While promising discipline for those involved in the security lapse, Superintendent Weis said he'll act on February 23 when a report on the investigation is released.

"Someone has to be held accountable but we don't know who that person will be right now," said Weis.

Investigators are focusing on the officers in charge when a fourteen-year-old boy wearing a police uniform slipped through an unlocked back door at the Grand Crossing station, stood in a roll call and later patrolled neighborhoods and answered calls on the South Side. The investigation is also focused on the real cop, a forty-year-old female with two years experience who partnered with the kid for five hours.

"When they're out there patrolling we're expecting them to pay attention," said Ald. Leslie Hairston, 5th Ward.

Weis and his commanders testified the back door at Grand Crossing was not fixed until yesterday. And when asked about security at other police buildings, Weis appeared flustered when asked about a December burglary at the department's 35th and Michigan headquarters on the same fifth floor where the superintendent's office is located.

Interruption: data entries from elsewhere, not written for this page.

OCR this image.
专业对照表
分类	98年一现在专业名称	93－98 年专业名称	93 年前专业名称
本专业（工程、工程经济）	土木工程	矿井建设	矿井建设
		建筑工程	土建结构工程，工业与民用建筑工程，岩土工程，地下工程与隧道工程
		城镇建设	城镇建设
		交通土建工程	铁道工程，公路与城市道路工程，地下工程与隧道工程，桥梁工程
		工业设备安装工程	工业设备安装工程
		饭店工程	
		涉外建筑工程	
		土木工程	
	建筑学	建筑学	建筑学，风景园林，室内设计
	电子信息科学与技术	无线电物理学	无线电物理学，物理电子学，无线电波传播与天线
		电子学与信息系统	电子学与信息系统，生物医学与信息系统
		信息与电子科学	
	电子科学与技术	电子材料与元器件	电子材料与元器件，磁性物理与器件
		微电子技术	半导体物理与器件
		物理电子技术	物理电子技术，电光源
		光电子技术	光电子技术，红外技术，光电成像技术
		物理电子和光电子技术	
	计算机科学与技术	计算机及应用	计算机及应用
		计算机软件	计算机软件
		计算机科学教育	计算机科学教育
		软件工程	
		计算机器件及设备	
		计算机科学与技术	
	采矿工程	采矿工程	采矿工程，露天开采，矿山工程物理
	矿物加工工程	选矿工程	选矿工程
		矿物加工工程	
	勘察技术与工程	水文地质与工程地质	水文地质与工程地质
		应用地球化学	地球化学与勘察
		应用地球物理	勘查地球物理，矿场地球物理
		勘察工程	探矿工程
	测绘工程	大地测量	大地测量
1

"I wasn't really prepared to answer that question today. I promise the chairman I will get answers to him back on that," said Weis.

It was the second time in the last seven months Weis had been called onto the council carpet.

He took heat last summer after a loop shooting as the July 3 fireworks ended. Police and fire committee chairman Ike Carothers has been a consistent critic of Weis who earns over $300,000 a year.

"I didn't appoint him. Mayor did," said Carothers.

But Weis, the former FBI agent and first outsider to run the department in nearly 50 years, said he did not feel any unfair pressure.

"I think it's a chance to explain what happened and what we're doing to prevent it in the future and it's appropriate," said Weis.

Superintendent Weis had something else on his mind on Friday: a building owned, but not lived in, by his First Deputy Superintendent Beatrice Cuello was raided by narcotics officers overnight. Cuello's daughter's boyfriend was arrested and charged with possession of drugs and guns.

Weis said he was not told until after the fact that the raid had happened but he wasn't bothered that he was not in the loop.